The Home Secretary also stated that they were seeking to implement new sea tactics to allow boats of asylum seekers to be turned back before reaching the UK coast. First introduced in Australia in 2001, this is a controversial policy with many opponents; the UN Special Rapporteur in Human Rights of Migrants calls it a “cruel and deadly” practice.

 

The Strait of Dover is one of the busiest shipping routes in the world, meaning that turning boats back, especially small ones, could be extremely dangerous. The UN Convention on the Law of the Sea 1982, Article 98, provides that every state requires its ships to render assistance to any person found at sea in danger of being lost.
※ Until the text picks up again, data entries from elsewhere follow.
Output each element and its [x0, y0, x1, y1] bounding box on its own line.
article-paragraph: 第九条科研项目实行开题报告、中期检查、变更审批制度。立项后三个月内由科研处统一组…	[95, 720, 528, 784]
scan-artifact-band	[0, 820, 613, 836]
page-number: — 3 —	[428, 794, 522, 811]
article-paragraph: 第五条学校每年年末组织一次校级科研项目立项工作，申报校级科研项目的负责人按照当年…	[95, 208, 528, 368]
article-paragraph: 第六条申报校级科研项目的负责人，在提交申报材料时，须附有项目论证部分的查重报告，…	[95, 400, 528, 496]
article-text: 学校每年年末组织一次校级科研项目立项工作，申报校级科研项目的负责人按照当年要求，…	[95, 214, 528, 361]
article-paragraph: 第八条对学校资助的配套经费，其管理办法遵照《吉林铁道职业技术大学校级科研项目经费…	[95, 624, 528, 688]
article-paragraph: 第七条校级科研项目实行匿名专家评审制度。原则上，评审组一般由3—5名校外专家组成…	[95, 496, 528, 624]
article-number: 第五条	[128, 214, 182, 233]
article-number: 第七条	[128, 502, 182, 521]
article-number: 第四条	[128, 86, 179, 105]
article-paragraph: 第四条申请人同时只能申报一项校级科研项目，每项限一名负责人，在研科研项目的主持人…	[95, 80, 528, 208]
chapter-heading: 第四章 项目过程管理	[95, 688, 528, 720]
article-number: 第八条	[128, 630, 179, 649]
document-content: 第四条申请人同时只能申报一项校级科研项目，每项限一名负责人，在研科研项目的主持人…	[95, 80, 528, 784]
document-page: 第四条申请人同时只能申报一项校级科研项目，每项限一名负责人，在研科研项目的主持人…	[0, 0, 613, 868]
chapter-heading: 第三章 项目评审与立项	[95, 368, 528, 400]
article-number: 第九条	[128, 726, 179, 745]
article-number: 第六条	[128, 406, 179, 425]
Arguably this would apply to those trying to make the journey to the UK in boats and dinghies. France, the obvious place that boats would be returned to, has said that they would not accept any practice that would breach the law of the sea, indicating that a policy of turning back boats would break international law.

 

It is not yet known how the government proposes to carry out this policy lawfully. Claims have been made that it can utilise the practice lawfully in a specific and limited way but have not yet set out what that is.

 

Many people believe that there is a policy in which asylum seekers have to seek asylum in the first safe country they arrive in. There is an EU law called Dublin III, the regulation’s purpose is to ensure an asylum application is only considered by one of the participating states. It also sets a hierarchy for determining which state should be responsible for considering an asylum application. However, the UK is not part of this arrangement and has not agreed on any scheme to replace it. In any event, the regulation gave greater importance to family reunion than which country an asylum seeker first entered.